Wenn die Polizei ihre Arbeit erledigt hat, kommen die Adlers.
Wenn die Polizei ihre Arbeit erledigt hat, kommen die Adlers. © Paul Zinken

Tatortreiniger wartete, war absolut unklar. Bei jedem Handgriff musste das Team fürchten, in etwas Lebendiges zu greifen. „Die Situation war angespannt“, erinnert sich Adler. Am Ende rettete das Team neben den Kaninchen eine Vogelspinne, einen Leguan und eine Eidechse aus den Müllbergen. „Die haben wir dann Tierschützern übergeben. Eingefangen haben wir alle aber selbst“, berichtet Boris Adler.

Unauffällig weiß

Dann schaffte das Team containerweise Müll und alte Möbelstücke aus der Wohnung, darunter den teilweise verfärbten Fußboden. „Manchmal müssen wir sogar noch den Estrich entfernen“, sagt der Heringhauser. Ein unangenehmer und nervenaufreibender Fall für das Team, aber dennoch nicht der Schlimmste.

Adler erinnert sich an alle Aufträge, an einige davon aber eben etwas genauer, auch weil sich hinter jedem Fall menschliche Dramen verbergen. „Wir erleben bei unseren Einsätzen immer wieder menschliche Schicksale, die uns berühren, versuchen aber das nicht mit nach Hause zu nehmen, sonst wird es einfach zu schwer, den Job zu machen“, sagt Adler.

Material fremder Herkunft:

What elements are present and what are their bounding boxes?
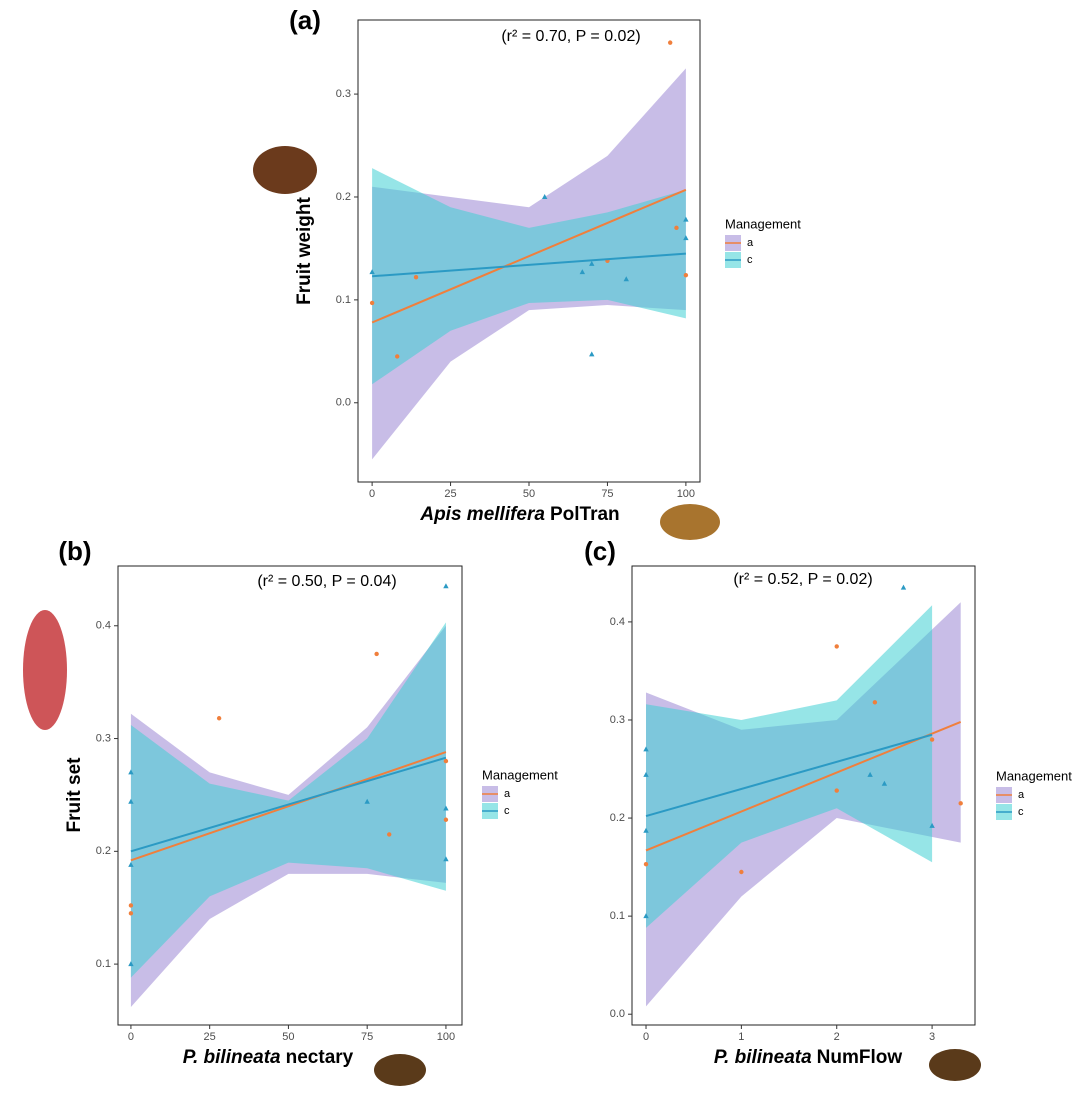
- y-tick-label: 0.1: [610, 910, 625, 922]
- point: [684, 273, 688, 277]
- berry-icon: [23, 610, 67, 730]
- y-tick-label: 0.0: [610, 1008, 625, 1020]
- y-tick-label: 0.3: [610, 714, 625, 726]
- point: [589, 351, 594, 356]
- annotation: (r² = 0.50, P = 0.04): [257, 573, 396, 590]
- panel: (a) 0 25 50 75 100 0.0 0.1 0.2 0.3 (r² = 0.70, P =…: [289, 5, 801, 525]
- x-tick-label: 75: [601, 488, 613, 500]
- point: [835, 644, 839, 648]
- y-tick-label: 0.2: [610, 812, 625, 824]
- panel-label: (a): [289, 5, 321, 35]
- point: [901, 585, 906, 590]
- x-tick-label: 3: [929, 1031, 935, 1043]
- x-tick-label: 0: [369, 488, 375, 500]
- point: [444, 759, 448, 763]
- y-tick-label: 0.0: [336, 397, 351, 409]
- bee-icon: [929, 1049, 981, 1081]
- x-tick-label: 0: [643, 1031, 649, 1043]
- point: [443, 583, 448, 588]
- point: [674, 226, 678, 230]
- point: [668, 40, 672, 44]
- point: [644, 862, 648, 866]
- x-tick-label: 1: [738, 1031, 744, 1043]
- legend-label: c: [1018, 806, 1024, 818]
- y-tick-label: 0.2: [96, 845, 111, 857]
- y-tick-label: 0.4: [610, 616, 625, 628]
- annotation: (r² = 0.52, P = 0.02): [733, 571, 872, 588]
- x-tick-label: 0: [128, 1031, 134, 1043]
- y-axis-label: Fruit set: [64, 757, 85, 833]
- point: [129, 903, 133, 907]
- x-axis-label-text: PolTran: [550, 504, 620, 525]
- legend-title: Management: [482, 767, 558, 782]
- legend-label: a: [504, 788, 511, 800]
- y-tick-label: 0.1: [96, 958, 111, 970]
- point: [374, 652, 378, 656]
- x-axis-label-italic: P. bilineata: [183, 1047, 281, 1068]
- legend-label: c: [747, 254, 753, 266]
- y-tick-label: 0.4: [96, 620, 111, 632]
- x-axis-label-text: NumFlow: [817, 1047, 903, 1068]
- confidence-band: [646, 605, 932, 928]
- legend-label: a: [747, 237, 754, 249]
- point: [873, 700, 877, 704]
- x-tick-label: 2: [834, 1031, 840, 1043]
- point: [739, 870, 743, 874]
- point: [444, 818, 448, 822]
- point: [217, 716, 221, 720]
- x-axis-label-italic: Apis mellifera: [419, 504, 545, 525]
- bee-icon: [660, 504, 720, 540]
- x-tick-label: 25: [444, 488, 456, 500]
- legend-label: c: [504, 805, 510, 817]
- legend-title: Management: [996, 768, 1072, 783]
- point: [835, 788, 839, 792]
- panel-label: (c): [584, 536, 616, 566]
- x-axis-label-text: nectary: [286, 1047, 354, 1068]
- x-tick-label: 50: [282, 1031, 294, 1043]
- x-tick-label: 25: [204, 1031, 216, 1043]
- y-tick-label: 0.1: [336, 294, 351, 306]
- y-tick-label: 0.2: [336, 191, 351, 203]
- point: [930, 737, 934, 741]
- y-axis-label: Fruit weight: [294, 197, 315, 305]
- point: [958, 801, 962, 805]
- panel: (b) 0 25 50 75 100 0.1 0.2 0.3 0.4 (r² = 0.50, P =…: [58, 536, 558, 1068]
- coffee-icon: [253, 146, 317, 194]
- point: [387, 832, 391, 836]
- x-tick-label: 100: [677, 488, 695, 500]
- x-tick-label: 50: [523, 488, 535, 500]
- point: [395, 354, 399, 358]
- point: [414, 275, 418, 279]
- y-tick-label: 0.3: [336, 88, 351, 100]
- panel-label: (b): [58, 536, 91, 566]
- point: [129, 911, 133, 915]
- point: [370, 301, 374, 305]
- annotation: (r² = 0.70, P = 0.02): [501, 28, 640, 45]
- legend-title: Management: [725, 216, 801, 231]
- bee-icon: [374, 1054, 426, 1086]
- x-tick-label: 100: [437, 1031, 455, 1043]
- figure: (a)02550751000.00.10.20.3(r² = 0.70, P =…: [0, 0, 1083, 1095]
- legend-label: a: [1018, 789, 1025, 801]
- x-tick-label: 75: [361, 1031, 373, 1043]
- panel: (c) 0 1 2 3 0.0 0.1 0.2 0.3 0.4 (r² = 0.52, P = 0.…: [584, 536, 1072, 1068]
- x-axis-label-italic: P. bilineata: [714, 1047, 812, 1068]
- y-tick-label: 0.3: [96, 732, 111, 744]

Nicht immer funktioniert das. „Fast immer treffen wir auf Angehörige. Wir hören dann zu, versuchen zu helfen“, sagt Adler. Kein Auftrag ist wie der andere, nie wissen der Tatorteiniger und sein Team, was hinter einer verschlossenen Tür wartet. Eins ist Boris Adler aber besonderes wichtig: Für den Ernstfall schnell einsatzbereit zu sein: Daher steht der Arbeitsvan immer fertig gepackt mit speziellen Industriereinigern, Arbeitsgeräten und Schutzkleidung vor dem Haus.

Kein Aufsehen erregen

„Wir versuchen immer so schnell wie möglich vor Ort zu sein - auch, weil es für Angehörige oft eine sehr belastende Situation ist“, erklärt Boris Adler. Das Arbeitsfahrzeug der Adlers ist genau wie die Schutzanzüge unauffällig weiß: „Wir wollen kein Aufsehen erregen. Nachbarn sollen nicht sehen, was wir machen, wir wollen einfach nur helfen und unsere Arbeit erledigen“, sagt Boris Adler.